I have mixed feelings about the Sony Cybershot DSC-W150. While it was far from love at first use, I find I’m a little sad to have to send my review copy back. I really like how easily the W150 fits into my purse and the excellent image quality it produces.
The disorganized user interface was a real stumbling block for me, although I eventually got used to it. Limited exposure options are another deterrent – I like being able to adjust shutter, aperture and ISO settings. I’d also like to have more scene exposure modes. But it is what it is – a point-and-shoot digital camera. The majority of the W150′s target market – beginner and intermediate photographers – will not miss having real manual exposure controls.
Image quality is really the Sony Cybershot W150′s selling point. It’s quite good, particularly in a camera this small. I’m especially impressed by the rich, vivid colors. The 8.1 megapixels of resolution, 5x Carl Zeiss zoom lens and attractive, comfortable build are also high points.

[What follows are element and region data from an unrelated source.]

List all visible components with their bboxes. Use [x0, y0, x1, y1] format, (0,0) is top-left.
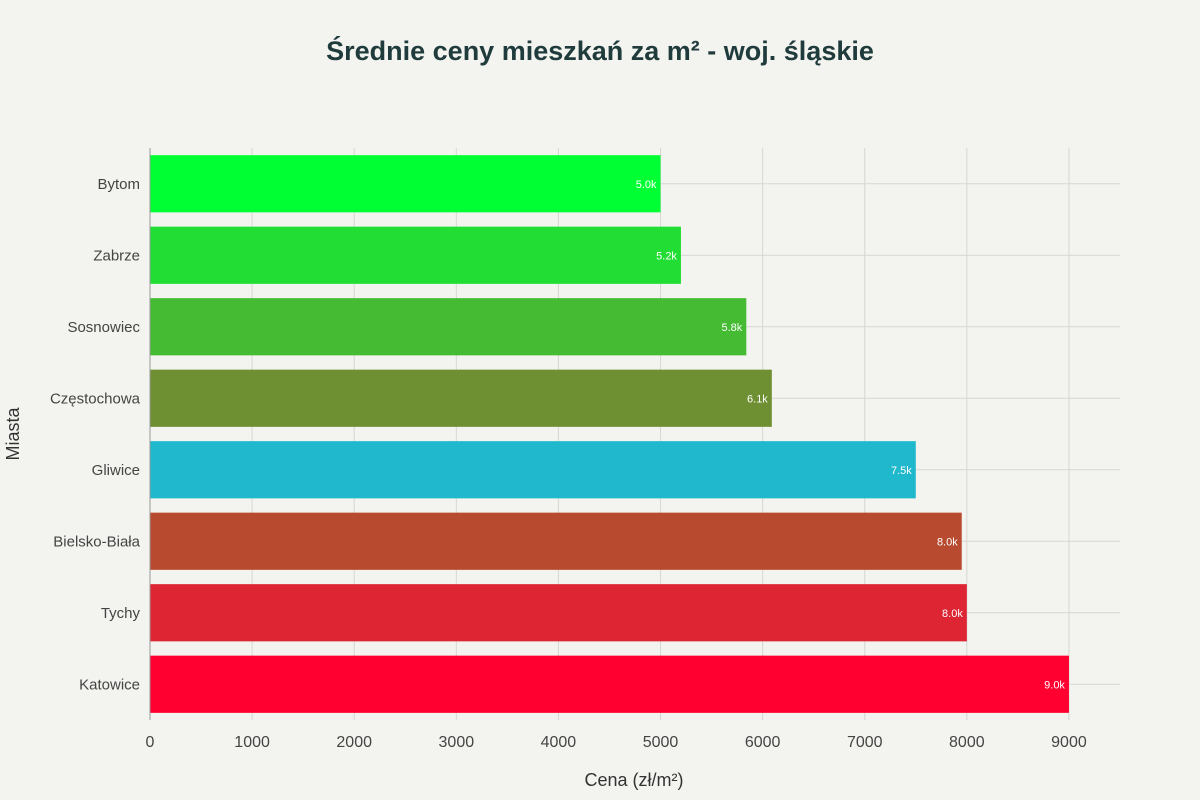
- bars: [150, 155, 1069, 713]
- y-tick-label: Zabrze: [93, 247, 140, 264]
- bar[interactable]: [150, 298, 747, 356]
- bar-data-label: 6.1k: [747, 393, 768, 405]
- y-tick-label: Tychy: [101, 605, 141, 622]
- x-tick-label: 7000: [847, 734, 883, 751]
- bar-data-label: 5.8k: [721, 322, 742, 334]
- x-tick-label: 6000: [745, 734, 781, 751]
- bar-data-label: 5.2k: [656, 250, 677, 262]
- bar[interactable]: [150, 369, 772, 427]
- bar-data-label: 9.0k: [1044, 679, 1065, 691]
- x-axis-title: Cena (zł/m²): [584, 770, 683, 790]
- y-tick-label: Sosnowiec: [67, 319, 140, 336]
- y-tick-label: Gliwice: [92, 462, 140, 479]
- bar[interactable]: [150, 226, 681, 284]
- bar[interactable]: [150, 441, 916, 499]
- x-tick-label: 5000: [643, 734, 679, 751]
- bar[interactable]: [150, 655, 1069, 713]
- bar-data-label: 8.0k: [937, 536, 958, 548]
- bar[interactable]: [150, 512, 962, 570]
- data-labels: 5.0k 5.2k 5.8k 6.1k 7.5k 8.0k 8.0k 9.0k: [636, 179, 1066, 692]
- y-tick-label: Bytom: [97, 176, 140, 193]
- bar[interactable]: [150, 155, 661, 213]
- x-tick-label: 1000: [234, 734, 270, 751]
- chart-title: Średnie ceny mieszkań za m² - woj. śląsk…: [326, 35, 874, 66]
- y-axis-title: Miasta: [3, 407, 23, 461]
- x-tick-label: 3000: [439, 734, 475, 751]
- bar[interactable]: [150, 584, 967, 642]
- x-tick-label: 2000: [336, 734, 372, 751]
- x-tick-label: 9000: [1051, 734, 1087, 751]
- x-tick-label: 0: [146, 734, 155, 751]
- y-tick-label: Katowice: [79, 676, 140, 693]
- bar-data-label: 5.0k: [636, 179, 657, 191]
- x-tick-label: 8000: [949, 734, 985, 751]
- bar-data-label: 8.0k: [942, 608, 963, 620]
- y-tick-label: Częstochowa: [50, 390, 141, 407]
- y-axis-tick-labels: Bytom Zabrze Sosnowiec Częstochowa Gliwice Bi…: [50, 176, 141, 694]
- bar-data-label: 7.5k: [891, 465, 912, 477]
- y-tick-label: Bielsko-Biała: [53, 533, 140, 550]
- x-tick-label: 4000: [541, 734, 577, 751]
- x-axis-tick-labels: 0 1000 2000 3000 4000 5000 6000 7000 8000 9000: [146, 734, 1087, 751]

While in-camera editing and slideshows don’t really interest me, they are strong features in this camera and will make the right person very happy.
Who Should Buy It
This camera will satisfy many types of users, including:
- Vacation travelers who want a small but feature-rich camera to tuck into a backpack.
- Teenagers who want a stylish camera for shooting and sharing pictures and video. (Slideshows! Music! YouTube!)
- Beginners who want a camera that can grow with them.
- Intermediate and advanced photographers who want a small, relatively inexpensive camera as a backup, and don’t mind the lack of manual settings.
- Anyone for whom excellent image quality in a small, affordable package is a priority.
Those who would not be happy include:
- Pros and advanced photographers who can’t live without manual controls.
- Beginning to intermediate photographers who are sticklers for simple, elegant user interfaces.
- Anyone with hands that are very large, weak or lacking in dexterity.